The academic group conducting this research was interested in single domain iron oxide colloids. They noted that the size of the colloids in magnetotactic bacteria (50nm) was much larger than anything that would form spontaneously form ferrofluids (10nm). Because they are so large they are expected to have much stronger dipole forces, and should form different patterns such as chains and rings if removed from the bacteria. The group wants to look at the properties of these colloids when removed from the bacteria, and this is their first study examining the magnetic properties of the bacteria themselves.

The first thing they did was cultivate the bacteria, after this was performed they took some awesome pictures as shown. They also removed the magnetic colloids and let them spontaneously interact. Not surprisingly, they aggregated and formed some interesting structures, such as loops, chains and 'handles' (a combination between a loop and a chain). They noted that for these interactions to occur the colloids must be very magnetic and have large dipole energies. They measured the magnetism and it was in line with there estimates. They also noticed that the ring and handle formation never formed within bacteria. They attributed this to the thought that maybe the bacteria somehow shielded the effects of the magnet so that the colloids could only form the chains they were produced in.

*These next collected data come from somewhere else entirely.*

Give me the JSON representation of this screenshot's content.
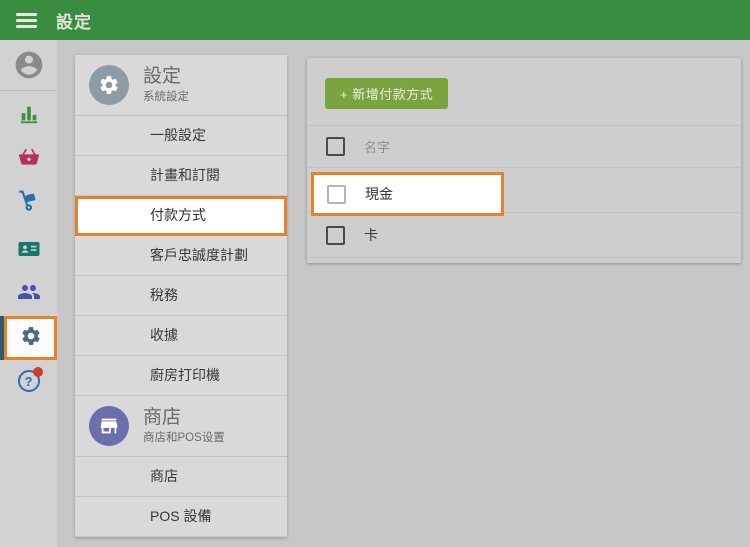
{
  "colors": {
    "topbar_green": "#398c40",
    "button_green": "#7ba441",
    "highlight_orange": "#e8812b",
    "active_strip": "#2e5a70"
  },
  "topbar": {
    "title": "設定"
  },
  "sidebar": {
    "items": [
      {
        "name": "profile",
        "icon": "avatar-icon",
        "color": "#8a8a8a"
      },
      {
        "name": "reports",
        "icon": "bar-chart-icon",
        "color": "#3f8f43"
      },
      {
        "name": "items",
        "icon": "basket-icon",
        "color": "#b5305e"
      },
      {
        "name": "inventory",
        "icon": "hand-truck-icon",
        "color": "#2a6cb0"
      },
      {
        "name": "customers",
        "icon": "contact-card-icon",
        "color": "#14796b"
      },
      {
        "name": "employees",
        "icon": "people-icon",
        "color": "#4a53a8"
      },
      {
        "name": "settings",
        "icon": "gear-icon",
        "color": "#4a6b80",
        "active": true,
        "highlighted": true
      },
      {
        "name": "help",
        "icon": "help-icon",
        "color": "#2a6db5",
        "badge": true,
        "question_mark": "?"
      }
    ]
  },
  "settings_menu": {
    "sections": [
      {
        "title": "設定",
        "subtitle": "系統設定",
        "icon": "gear-icon",
        "items": [
          "一般設定",
          "計畫和訂閱",
          "付款方式",
          "客戶忠誠度計劃",
          "稅務",
          "收據",
          "廚房打印機"
        ],
        "highlighted_item": "付款方式"
      },
      {
        "title": "商店",
        "subtitle": "商店和POS设置",
        "icon": "store-icon",
        "items": [
          "商店",
          "POS 設備"
        ]
      }
    ]
  },
  "main": {
    "add_button": "+ 新增付款方式",
    "table": {
      "header": "名字",
      "rows": [
        "現金",
        "卡"
      ],
      "highlighted_row": "現金"
    }
  }
}
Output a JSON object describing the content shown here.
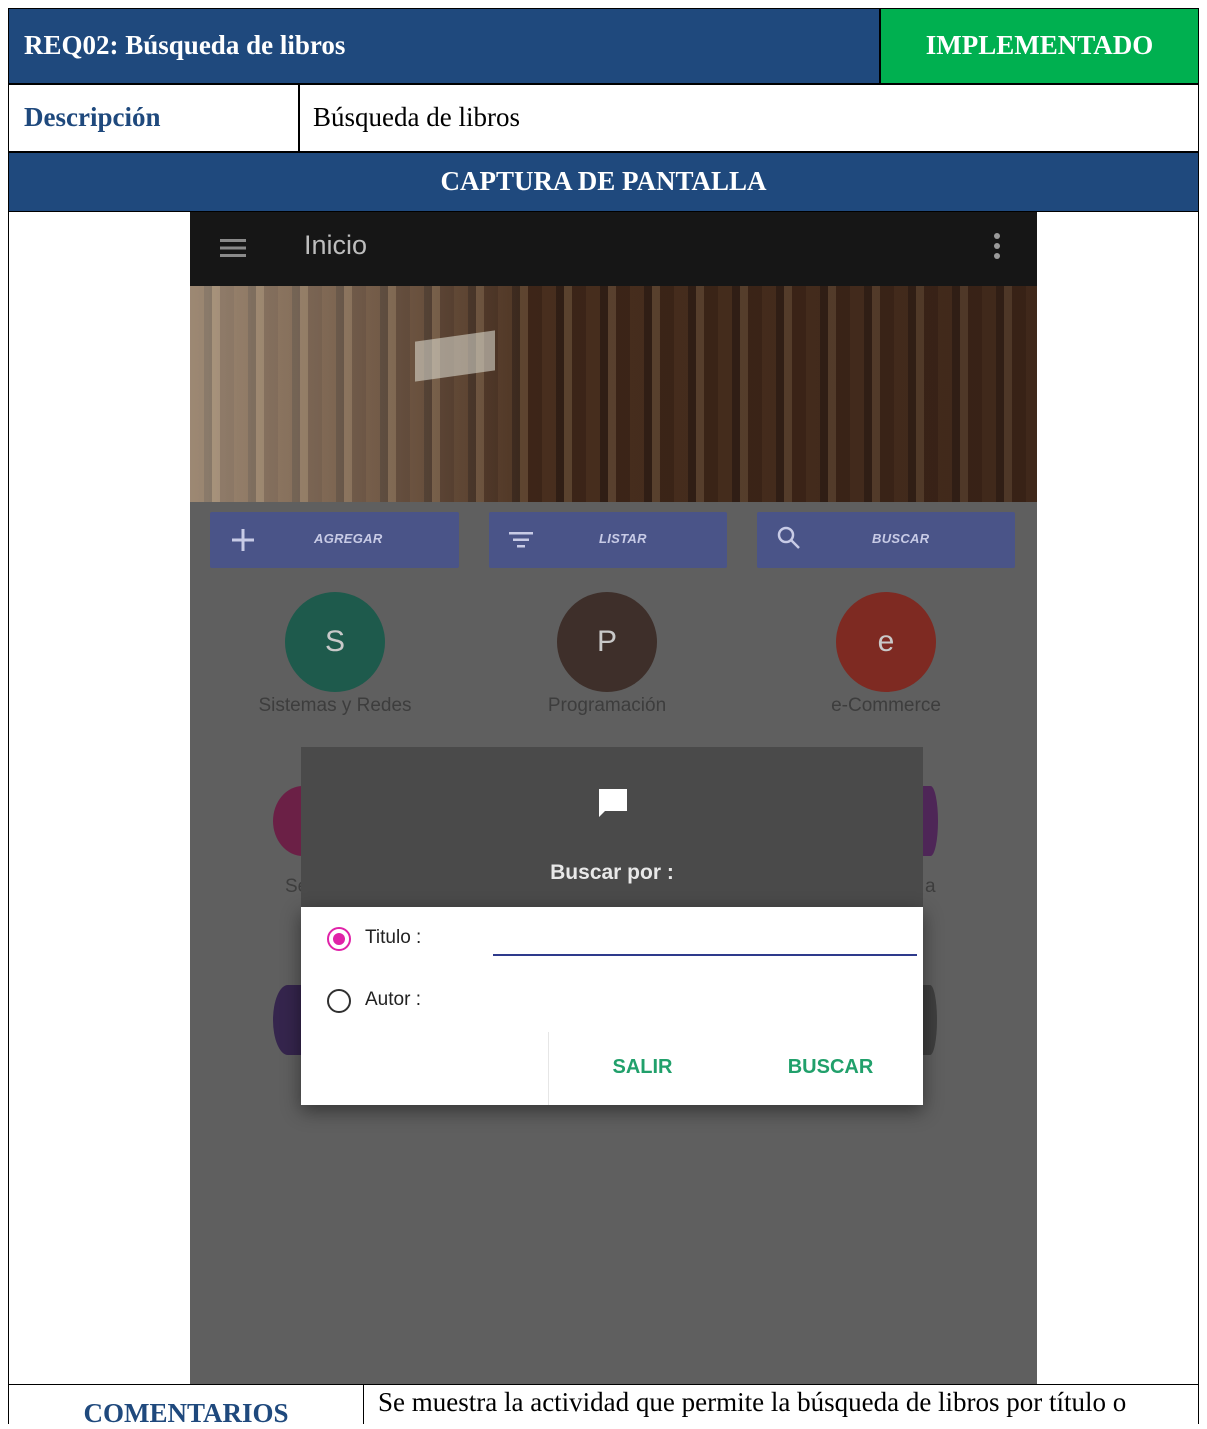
{
  "requirement": {
    "title": "REQ02: Búsqueda de libros",
    "status": "IMPLEMENTADO",
    "colors": {
      "header_blue": "#1f497d",
      "status_green": "#00b050"
    }
  },
  "description": {
    "label": "Descripción",
    "value": "Búsqueda de libros"
  },
  "capture": {
    "label": "CAPTURA DE PANTALLA"
  },
  "app": {
    "menu_icon": "hamburger-menu-icon",
    "title": "Inicio",
    "overflow_icon": "overflow-menu-icon",
    "actions": [
      {
        "icon": "plus-icon",
        "label": "AGREGAR"
      },
      {
        "icon": "filter-list-icon",
        "label": "LISTAR"
      },
      {
        "icon": "search-icon",
        "label": "BUSCAR"
      }
    ],
    "categories": [
      {
        "letter": "S",
        "label": "Sistemas y Redes",
        "color": "#1e5a4c"
      },
      {
        "letter": "P",
        "label": "Programación",
        "color": "#3e2f2a"
      },
      {
        "letter": "e",
        "label": "e-Commerce",
        "color": "#7e2a22"
      }
    ],
    "partial_labels": {
      "left": "Se",
      "right": "a"
    }
  },
  "dialog": {
    "icon": "message-icon",
    "title": "Buscar por :",
    "options": [
      {
        "label": "Titulo :",
        "selected": true
      },
      {
        "label": "Autor :",
        "selected": false
      }
    ],
    "input_value": "",
    "accent": "#e022a8",
    "buttons": {
      "cancel": "SALIR",
      "confirm": "BUSCAR"
    }
  },
  "comments": {
    "label": "COMENTARIOS",
    "text": "Se muestra la actividad que permite la búsqueda de libros por título o autor."
  }
}
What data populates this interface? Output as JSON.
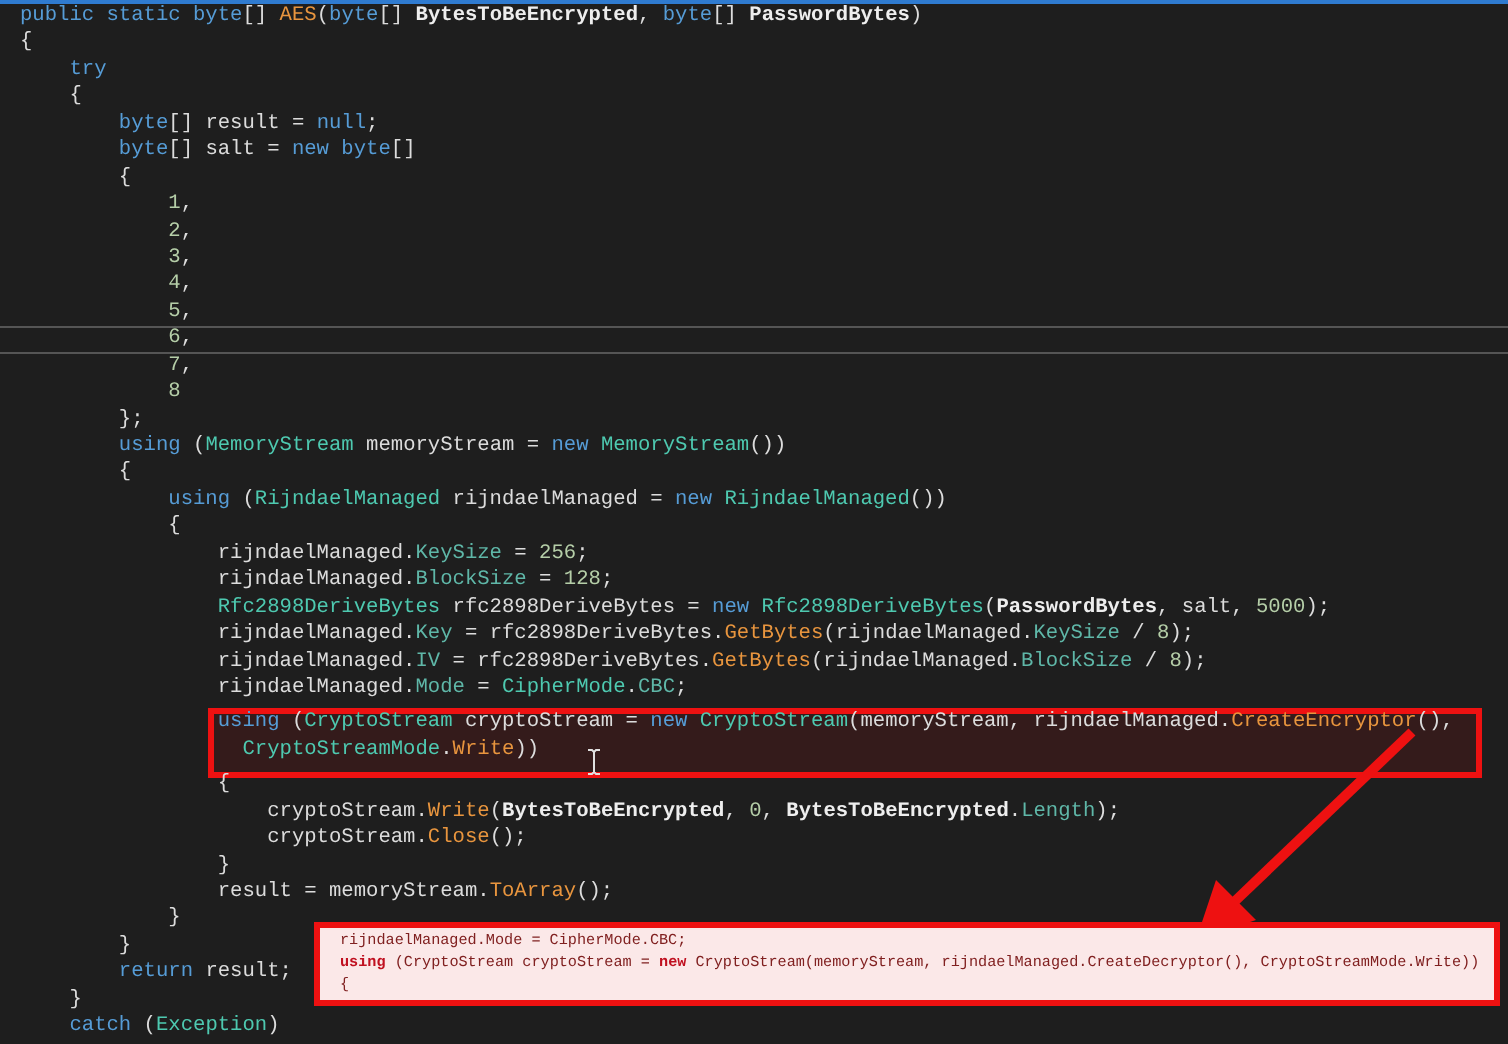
{
  "editor": {
    "lines": [
      {
        "current": false,
        "tokens": [
          {
            "kind": "keyword",
            "text": "public static byte"
          },
          {
            "kind": "plain",
            "text": "[] "
          },
          {
            "kind": "method",
            "text": "AES"
          },
          {
            "kind": "plain",
            "text": "("
          },
          {
            "kind": "keyword",
            "text": "byte"
          },
          {
            "kind": "plain",
            "text": "[] "
          },
          {
            "kind": "param",
            "text": "BytesToBeEncrypted"
          },
          {
            "kind": "plain",
            "text": ", "
          },
          {
            "kind": "keyword",
            "text": "byte"
          },
          {
            "kind": "plain",
            "text": "[] "
          },
          {
            "kind": "param",
            "text": "PasswordBytes"
          },
          {
            "kind": "plain",
            "text": ")"
          }
        ]
      },
      {
        "current": false,
        "tokens": [
          {
            "kind": "plain",
            "text": "{"
          }
        ]
      },
      {
        "current": false,
        "tokens": [
          {
            "kind": "keyword",
            "text": "    try"
          }
        ]
      },
      {
        "current": false,
        "tokens": [
          {
            "kind": "plain",
            "text": "    {"
          }
        ]
      },
      {
        "current": false,
        "tokens": [
          {
            "kind": "keyword",
            "text": "        byte"
          },
          {
            "kind": "plain",
            "text": "[] result = "
          },
          {
            "kind": "keyword",
            "text": "null"
          },
          {
            "kind": "plain",
            "text": ";"
          }
        ]
      },
      {
        "current": false,
        "tokens": [
          {
            "kind": "keyword",
            "text": "        byte"
          },
          {
            "kind": "plain",
            "text": "[] salt = "
          },
          {
            "kind": "keyword",
            "text": "new byte"
          },
          {
            "kind": "plain",
            "text": "[]"
          }
        ]
      },
      {
        "current": false,
        "tokens": [
          {
            "kind": "plain",
            "text": "        {"
          }
        ]
      },
      {
        "current": false,
        "tokens": [
          {
            "kind": "number",
            "text": "            1"
          },
          {
            "kind": "plain",
            "text": ","
          }
        ]
      },
      {
        "current": false,
        "tokens": [
          {
            "kind": "number",
            "text": "            2"
          },
          {
            "kind": "plain",
            "text": ","
          }
        ]
      },
      {
        "current": false,
        "tokens": [
          {
            "kind": "number",
            "text": "            3"
          },
          {
            "kind": "plain",
            "text": ","
          }
        ]
      },
      {
        "current": false,
        "tokens": [
          {
            "kind": "number",
            "text": "            4"
          },
          {
            "kind": "plain",
            "text": ","
          }
        ]
      },
      {
        "current": false,
        "tokens": [
          {
            "kind": "number",
            "text": "            5"
          },
          {
            "kind": "plain",
            "text": ","
          }
        ]
      },
      {
        "current": true,
        "tokens": [
          {
            "kind": "number",
            "text": "            6"
          },
          {
            "kind": "plain",
            "text": ","
          }
        ]
      },
      {
        "current": false,
        "tokens": [
          {
            "kind": "number",
            "text": "            7"
          },
          {
            "kind": "plain",
            "text": ","
          }
        ]
      },
      {
        "current": false,
        "tokens": [
          {
            "kind": "number",
            "text": "            8"
          }
        ]
      },
      {
        "current": false,
        "tokens": [
          {
            "kind": "plain",
            "text": "        };"
          }
        ]
      },
      {
        "current": false,
        "tokens": [
          {
            "kind": "keyword",
            "text": "        using"
          },
          {
            "kind": "plain",
            "text": " ("
          },
          {
            "kind": "type",
            "text": "MemoryStream"
          },
          {
            "kind": "plain",
            "text": " memoryStream = "
          },
          {
            "kind": "keyword",
            "text": "new "
          },
          {
            "kind": "type",
            "text": "MemoryStream"
          },
          {
            "kind": "plain",
            "text": "())"
          }
        ]
      },
      {
        "current": false,
        "tokens": [
          {
            "kind": "plain",
            "text": "        {"
          }
        ]
      },
      {
        "current": false,
        "tokens": [
          {
            "kind": "keyword",
            "text": "            using"
          },
          {
            "kind": "plain",
            "text": " ("
          },
          {
            "kind": "type",
            "text": "RijndaelManaged"
          },
          {
            "kind": "plain",
            "text": " rijndaelManaged = "
          },
          {
            "kind": "keyword",
            "text": "new "
          },
          {
            "kind": "type",
            "text": "RijndaelManaged"
          },
          {
            "kind": "plain",
            "text": "())"
          }
        ]
      },
      {
        "current": false,
        "tokens": [
          {
            "kind": "plain",
            "text": "            {"
          }
        ]
      },
      {
        "current": false,
        "tokens": [
          {
            "kind": "plain",
            "text": "                rijndaelManaged."
          },
          {
            "kind": "property",
            "text": "KeySize"
          },
          {
            "kind": "plain",
            "text": " = "
          },
          {
            "kind": "number",
            "text": "256"
          },
          {
            "kind": "plain",
            "text": ";"
          }
        ]
      },
      {
        "current": false,
        "tokens": [
          {
            "kind": "plain",
            "text": "                rijndaelManaged."
          },
          {
            "kind": "property",
            "text": "BlockSize"
          },
          {
            "kind": "plain",
            "text": " = "
          },
          {
            "kind": "number",
            "text": "128"
          },
          {
            "kind": "plain",
            "text": ";"
          }
        ]
      },
      {
        "current": false,
        "tokens": [
          {
            "kind": "type",
            "text": "                Rfc2898DeriveBytes"
          },
          {
            "kind": "plain",
            "text": " rfc2898DeriveBytes = "
          },
          {
            "kind": "keyword",
            "text": "new "
          },
          {
            "kind": "type",
            "text": "Rfc2898DeriveBytes"
          },
          {
            "kind": "plain",
            "text": "("
          },
          {
            "kind": "param",
            "text": "PasswordBytes"
          },
          {
            "kind": "plain",
            "text": ", salt, "
          },
          {
            "kind": "number",
            "text": "5000"
          },
          {
            "kind": "plain",
            "text": ");"
          }
        ]
      },
      {
        "current": false,
        "tokens": [
          {
            "kind": "plain",
            "text": "                rijndaelManaged."
          },
          {
            "kind": "property",
            "text": "Key"
          },
          {
            "kind": "plain",
            "text": " = rfc2898DeriveBytes."
          },
          {
            "kind": "method",
            "text": "GetBytes"
          },
          {
            "kind": "plain",
            "text": "(rijndaelManaged."
          },
          {
            "kind": "property",
            "text": "KeySize"
          },
          {
            "kind": "plain",
            "text": " / "
          },
          {
            "kind": "number",
            "text": "8"
          },
          {
            "kind": "plain",
            "text": ");"
          }
        ]
      },
      {
        "current": false,
        "tokens": [
          {
            "kind": "plain",
            "text": "                rijndaelManaged."
          },
          {
            "kind": "property",
            "text": "IV"
          },
          {
            "kind": "plain",
            "text": " = rfc2898DeriveBytes."
          },
          {
            "kind": "method",
            "text": "GetBytes"
          },
          {
            "kind": "plain",
            "text": "(rijndaelManaged."
          },
          {
            "kind": "property",
            "text": "BlockSize"
          },
          {
            "kind": "plain",
            "text": " / "
          },
          {
            "kind": "number",
            "text": "8"
          },
          {
            "kind": "plain",
            "text": ");"
          }
        ]
      },
      {
        "current": false,
        "tokens": [
          {
            "kind": "plain",
            "text": "                rijndaelManaged."
          },
          {
            "kind": "property",
            "text": "Mode"
          },
          {
            "kind": "plain",
            "text": " = "
          },
          {
            "kind": "type",
            "text": "CipherMode"
          },
          {
            "kind": "plain",
            "text": "."
          },
          {
            "kind": "property",
            "text": "CBC"
          },
          {
            "kind": "plain",
            "text": ";"
          }
        ]
      },
      {
        "current": false,
        "tokens": [
          {
            "kind": "keyword",
            "text": "                using"
          },
          {
            "kind": "plain",
            "text": " ("
          },
          {
            "kind": "type",
            "text": "CryptoStream"
          },
          {
            "kind": "plain",
            "text": " cryptoStream = "
          },
          {
            "kind": "keyword",
            "text": "new "
          },
          {
            "kind": "type",
            "text": "CryptoStream"
          },
          {
            "kind": "plain",
            "text": "(memoryStream, rijndaelManaged."
          },
          {
            "kind": "method",
            "text": "CreateEncryptor"
          },
          {
            "kind": "plain",
            "text": "(),"
          }
        ]
      },
      {
        "current": false,
        "tokens": [
          {
            "kind": "type",
            "text": "                  CryptoStreamMode"
          },
          {
            "kind": "plain",
            "text": "."
          },
          {
            "kind": "method",
            "text": "Write"
          },
          {
            "kind": "plain",
            "text": "))"
          }
        ]
      },
      {
        "current": false,
        "tokens": [
          {
            "kind": "plain",
            "text": "                {"
          }
        ]
      },
      {
        "current": false,
        "tokens": [
          {
            "kind": "plain",
            "text": "                    cryptoStream."
          },
          {
            "kind": "method",
            "text": "Write"
          },
          {
            "kind": "plain",
            "text": "("
          },
          {
            "kind": "param",
            "text": "BytesToBeEncrypted"
          },
          {
            "kind": "plain",
            "text": ", "
          },
          {
            "kind": "number",
            "text": "0"
          },
          {
            "kind": "plain",
            "text": ", "
          },
          {
            "kind": "param",
            "text": "BytesToBeEncrypted"
          },
          {
            "kind": "plain",
            "text": "."
          },
          {
            "kind": "property",
            "text": "Length"
          },
          {
            "kind": "plain",
            "text": ");"
          }
        ]
      },
      {
        "current": false,
        "tokens": [
          {
            "kind": "plain",
            "text": "                    cryptoStream."
          },
          {
            "kind": "method",
            "text": "Close"
          },
          {
            "kind": "plain",
            "text": "();"
          }
        ]
      },
      {
        "current": false,
        "tokens": [
          {
            "kind": "plain",
            "text": "                }"
          }
        ]
      },
      {
        "current": false,
        "tokens": [
          {
            "kind": "plain",
            "text": "                result = memoryStream."
          },
          {
            "kind": "method",
            "text": "ToArray"
          },
          {
            "kind": "plain",
            "text": "();"
          }
        ]
      },
      {
        "current": false,
        "tokens": [
          {
            "kind": "plain",
            "text": "            }"
          }
        ]
      },
      {
        "current": false,
        "tokens": [
          {
            "kind": "plain",
            "text": "        }"
          }
        ]
      },
      {
        "current": false,
        "tokens": [
          {
            "kind": "keyword",
            "text": "        return"
          },
          {
            "kind": "plain",
            "text": " result;"
          }
        ]
      },
      {
        "current": false,
        "tokens": [
          {
            "kind": "plain",
            "text": "    }"
          }
        ]
      },
      {
        "current": false,
        "tokens": [
          {
            "kind": "keyword",
            "text": "    catch"
          },
          {
            "kind": "plain",
            "text": " ("
          },
          {
            "kind": "type",
            "text": "Exception"
          },
          {
            "kind": "plain",
            "text": ")"
          }
        ]
      }
    ]
  },
  "inset": {
    "lines": [
      {
        "tokens": [
          {
            "kind": "plain",
            "text": "rijndaelManaged.Mode = CipherMode.CBC;"
          }
        ]
      },
      {
        "tokens": [
          {
            "kind": "keyword",
            "text": "using"
          },
          {
            "kind": "plain",
            "text": " (CryptoStream cryptoStream = "
          },
          {
            "kind": "keyword",
            "text": "new"
          },
          {
            "kind": "plain",
            "text": " CryptoStream(memoryStream, rijndaelManaged.CreateDecryptor(), CryptoStreamMode.Write))"
          }
        ]
      },
      {
        "tokens": [
          {
            "kind": "plain",
            "text": "{"
          }
        ]
      }
    ]
  }
}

To experiment with this thought they put different magnetostatic bacteria together to see their interaction. They calculated the debye screening length and noted that it should not cause any repulsion between two side by side bacteria. They then calculated the van der waals forces between two bacteria to measure the attraction they should feel towards each other. They then did force measurements to see if the bacteria were at all attracted to each other due to the magnetic dipole force, and the results showed they were not attracted to one another. The magnetic attraction, which is large enough to feel the earth's magnetic field, is also well screened so that it does not see any of its neighbors in other cells. They did some modeling of the magnetic colloids within bacteria to show that the interactions with other colloids does not in any way effect colloidal stability.

FInally, they did sedimentation experiments that showed the bacteria did not aggregate at, again expected based on the previous results. This could have evolutionary advantages basd on competition for nutrients if the bacteria formed large clumps, or their magnetic poles effected one another. This was a neat article!